6. Consider splitting the feature construction and AutoML pipeline parts of this repository into separate
   repositories.

# YAML Configuration File

- `MEDS_cohort_dir`: directory of MEDS format dataset that is ingested.
- `tabularized_data_dir`: output directory of tabularized data.
- `min_code_inclusion_frequency`: The base feature inclusion frequency that should be used to dictate
  what features can be included in the flat representation. It can either be a float, in which
  case it applies across all measurements, or `None`, in which case no filtering is applied, or
  a dictionary from measurement type to a float dictating a per-measurement-type inclusion
  cutoff.
- `window_sizes`: Beyond writing out a raw, per-event flattened representation, the dataset also has
  the capability to summarize these flattened representations over the historical windows
  specified in this argument. These are strings specifying time deltas, using this syntax:
  `link`\_. Each window size will be summarized to a separate directory, and will share the same
  subject file split as is used in the raw representation files.

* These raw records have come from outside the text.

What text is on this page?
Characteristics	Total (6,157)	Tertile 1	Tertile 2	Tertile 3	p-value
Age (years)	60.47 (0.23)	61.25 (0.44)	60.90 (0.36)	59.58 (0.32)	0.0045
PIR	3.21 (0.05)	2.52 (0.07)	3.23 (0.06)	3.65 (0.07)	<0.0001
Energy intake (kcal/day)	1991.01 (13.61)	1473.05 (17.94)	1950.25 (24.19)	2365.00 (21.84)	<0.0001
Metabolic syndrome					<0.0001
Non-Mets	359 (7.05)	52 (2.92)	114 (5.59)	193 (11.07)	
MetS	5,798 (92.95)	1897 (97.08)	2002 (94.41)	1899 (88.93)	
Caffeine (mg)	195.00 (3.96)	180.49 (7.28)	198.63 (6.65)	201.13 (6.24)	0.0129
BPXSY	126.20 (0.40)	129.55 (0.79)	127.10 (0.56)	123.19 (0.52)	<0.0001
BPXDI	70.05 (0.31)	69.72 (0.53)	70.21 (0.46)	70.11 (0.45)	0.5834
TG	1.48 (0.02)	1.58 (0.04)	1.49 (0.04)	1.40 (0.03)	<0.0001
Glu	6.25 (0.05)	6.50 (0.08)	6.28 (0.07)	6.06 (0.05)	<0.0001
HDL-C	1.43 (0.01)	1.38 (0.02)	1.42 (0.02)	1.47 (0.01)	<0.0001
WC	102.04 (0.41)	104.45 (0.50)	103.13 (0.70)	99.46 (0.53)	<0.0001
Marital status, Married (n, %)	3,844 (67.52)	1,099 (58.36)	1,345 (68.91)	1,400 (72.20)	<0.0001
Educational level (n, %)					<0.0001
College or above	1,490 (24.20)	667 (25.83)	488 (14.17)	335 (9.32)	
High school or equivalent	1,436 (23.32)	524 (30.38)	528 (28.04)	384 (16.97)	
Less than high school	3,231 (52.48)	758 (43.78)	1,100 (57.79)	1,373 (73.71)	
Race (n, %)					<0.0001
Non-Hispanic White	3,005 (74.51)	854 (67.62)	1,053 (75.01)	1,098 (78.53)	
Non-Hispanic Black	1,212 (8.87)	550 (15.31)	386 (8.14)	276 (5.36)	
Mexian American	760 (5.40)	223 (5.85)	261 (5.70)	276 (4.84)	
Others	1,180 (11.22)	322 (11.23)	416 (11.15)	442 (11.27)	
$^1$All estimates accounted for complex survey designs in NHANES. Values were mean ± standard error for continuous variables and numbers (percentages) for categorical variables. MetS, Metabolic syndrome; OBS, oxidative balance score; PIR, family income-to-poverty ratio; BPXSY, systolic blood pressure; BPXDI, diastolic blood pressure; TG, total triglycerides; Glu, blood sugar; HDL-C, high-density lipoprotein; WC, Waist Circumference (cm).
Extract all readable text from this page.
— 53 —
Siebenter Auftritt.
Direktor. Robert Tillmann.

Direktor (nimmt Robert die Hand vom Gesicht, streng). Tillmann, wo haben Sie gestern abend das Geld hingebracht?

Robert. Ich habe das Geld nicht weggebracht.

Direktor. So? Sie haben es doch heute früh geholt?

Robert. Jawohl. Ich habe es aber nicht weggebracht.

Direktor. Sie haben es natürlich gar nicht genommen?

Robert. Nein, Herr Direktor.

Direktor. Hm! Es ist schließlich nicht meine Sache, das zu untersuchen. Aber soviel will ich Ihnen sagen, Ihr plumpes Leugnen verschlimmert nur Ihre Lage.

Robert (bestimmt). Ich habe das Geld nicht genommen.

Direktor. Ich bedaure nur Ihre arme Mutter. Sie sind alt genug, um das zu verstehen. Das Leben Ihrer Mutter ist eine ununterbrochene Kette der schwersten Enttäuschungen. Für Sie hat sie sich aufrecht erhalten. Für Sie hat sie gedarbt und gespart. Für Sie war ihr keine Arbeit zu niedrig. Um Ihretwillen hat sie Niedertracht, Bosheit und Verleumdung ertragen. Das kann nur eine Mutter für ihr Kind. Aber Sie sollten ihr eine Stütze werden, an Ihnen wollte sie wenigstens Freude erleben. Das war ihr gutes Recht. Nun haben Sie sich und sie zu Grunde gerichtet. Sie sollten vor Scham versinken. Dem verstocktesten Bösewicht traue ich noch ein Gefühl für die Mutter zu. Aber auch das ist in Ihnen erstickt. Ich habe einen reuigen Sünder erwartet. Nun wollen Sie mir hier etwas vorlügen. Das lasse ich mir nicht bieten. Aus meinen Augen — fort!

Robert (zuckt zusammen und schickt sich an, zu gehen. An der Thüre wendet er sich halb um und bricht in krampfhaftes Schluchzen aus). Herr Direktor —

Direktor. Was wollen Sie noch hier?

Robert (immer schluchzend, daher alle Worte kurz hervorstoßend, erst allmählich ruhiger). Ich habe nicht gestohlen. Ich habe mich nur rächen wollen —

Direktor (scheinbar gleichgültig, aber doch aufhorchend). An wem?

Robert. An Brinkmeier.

- `codes`: A list of codes to include in the flat representation. If `None`, all codes will be included
  in the flat representation.
- `aggs`: A list of aggregations to apply to the raw representation. Must have length greater than 0.
- `n_patients_per_sub_shard`: The number of subjects that should be included in each output file.
  Lowering this number increases the number of files written, making the process of creating and
  leveraging these files slower but more memory efficient.
- `do_overwrite`: If `True`, this function will overwrite the data already stored in the target save
  directory.
- `seed`: The seed to use for random number generation.